His grief, however, was by no means over. It continued to flow well into the summer, and spasmodically through the fall. Purged of terror, it became sweetened with nostalgia. Memories of his father surfaced in the form of dreams and hallucinations of almost photographic vividness. “All through the sermon,” he wrote one Sunday, “I was thinking of Father. I could see him sitting in the corner of the pew as distinctly as if he were alive, in the same dear old attitude, with his funny little ‘warlike curl’, and his beloved face. Oh, I feel so sad when I think of the word ‘never.’ ”
52

Never—
it was the word he had repeated over and over again in his childhood diaries, when longing for the unrecoverable past.

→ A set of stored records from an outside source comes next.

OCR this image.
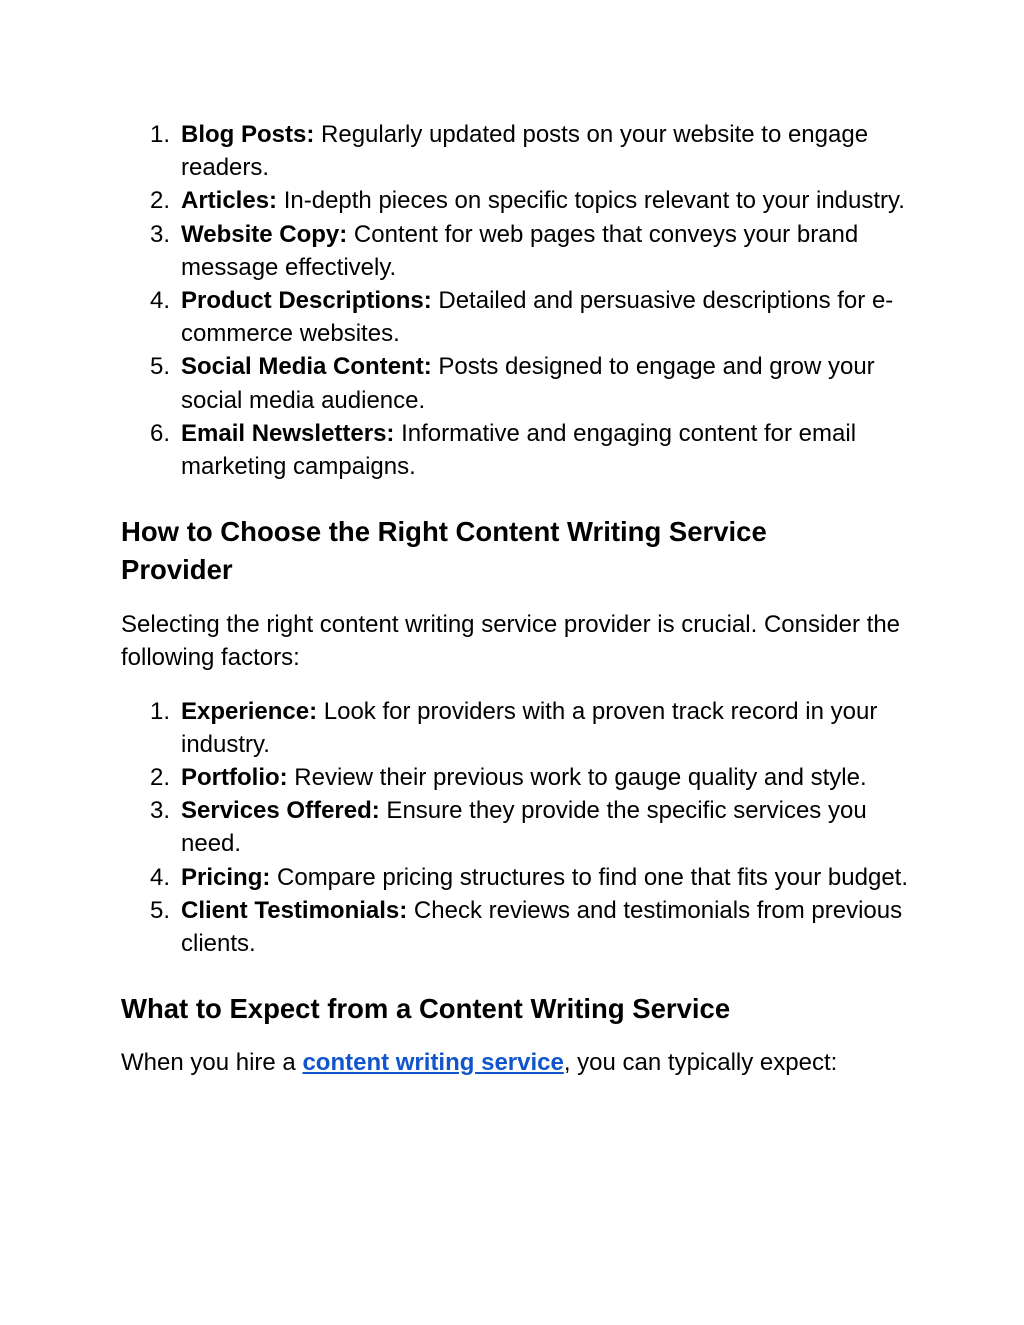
1. Blog Posts: Regularly updated posts on your website to engage readers.
2. Articles: In-depth pieces on specific topics relevant to your industry.
3. Website Copy: Content for web pages that conveys your brand message effectively.
4. Product Descriptions: Detailed and persuasive descriptions for e-commerce websites.
5. Social Media Content: Posts designed to engage and grow your social media audience.
6. Email Newsletters: Informative and engaging content for email marketing campaigns.
How to Choose the Right Content Writing Service Provider

Selecting the right content writing service provider is crucial. Consider the following factors:

1. Experience: Look for providers with a proven track record in your industry.
2. Portfolio: Review their previous work to gauge quality and style.
3. Services Offered: Ensure they provide the specific services you need.
4. Pricing: Compare pricing structures to find one that fits your budget.
5. Client Testimonials: Check reviews and testimonials from previous clients.
What to Expect from a Content Writing Service

When you hire a content writing service, you can typically expect:
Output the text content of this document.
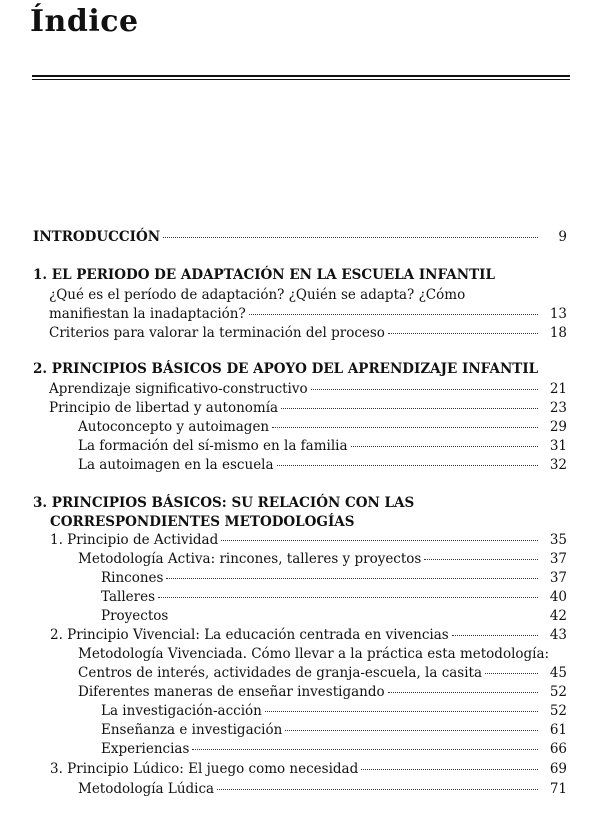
Índice
INTRODUCCIÓN	9
1. EL PERIODO DE ADAPTACIÓN EN LA ESCUELA INFANTIL
¿Qué es el período de adaptación? ¿Quién se adapta? ¿Cómo
manifiestan la inadaptación?	13
Criterios para valorar la terminación del proceso	18
2. PRINCIPIOS BÁSICOS DE APOYO DEL APRENDIZAJE INFANTIL
Aprendizaje significativo-constructivo	21
Principio de libertad y autonomía	23
Autoconcepto y autoimagen	29
La formación del sí-mismo en la familia	31
La autoimagen en la escuela	32
3. PRINCIPIOS BÁSICOS: SU RELACIÓN CON LAS
CORRESPONDIENTES METODOLOGÍAS
1. Principio de Actividad	35
Metodología Activa: rincones, talleres y proyectos	37
Rincones	37
Talleres	40
Proyectos	42
2. Principio Vivencial: La educación centrada en vivencias	43
Metodología Vivenciada. Cómo llevar a la práctica esta metodología:
Centros de interés, actividades de granja-escuela, la casita	45
Diferentes maneras de enseñar investigando	52
La investigación-acción	52
Enseñanza e investigación	61
Experiencias	66
3. Principio Lúdico: El juego como necesidad	69
Metodología Lúdica	71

Inevitably, his earliest and most poignant memory floated up: “I remember so well how, years ago, when I was a weak, asthmatic child, he used to walk up and down with me in his arms for hours together, night after night, and oh, how my heart pains me when I think that I never was able to do anything for him in his last illness!”
53

This, of course, was not his fault—early news of Theodore Senior’s relapse had actually been withheld from him so as not to affect his studies—but it did not stop him reproaching himself, often in tones of bitter self-contempt. “I often feel badly that such a wonderful man as Father should have had a son of so little worth as I am.… How little use I am, or ever shall be in the world … I realize more and more every day that I am as much inferior to Father morally and mentally as physically.”
54

After the terror and the nostalgia, it was desire that eventually healed him. Longing for the man who had been his best friend in life was translated into an even more desperate longing to be worthy of him in death. “How I wish I could ever do something to keep up his name!”
55
In this ambition he would succeed so well that the name of Theodore Roosevelt would one day become the most famous in the world; ironically its very luster would obliterate the memory of its original bearer. But the large, kindly spirit of Theodore Senior hovered always over the shoulder of his son.

“Years afterward,” Corinne recalled, “when the college boy of 1878 was entering upon his duties as President of the United States, he told me frequently that he never took any serious step or made any vital decision for his country without thinking first what position his father would have taken on the question.”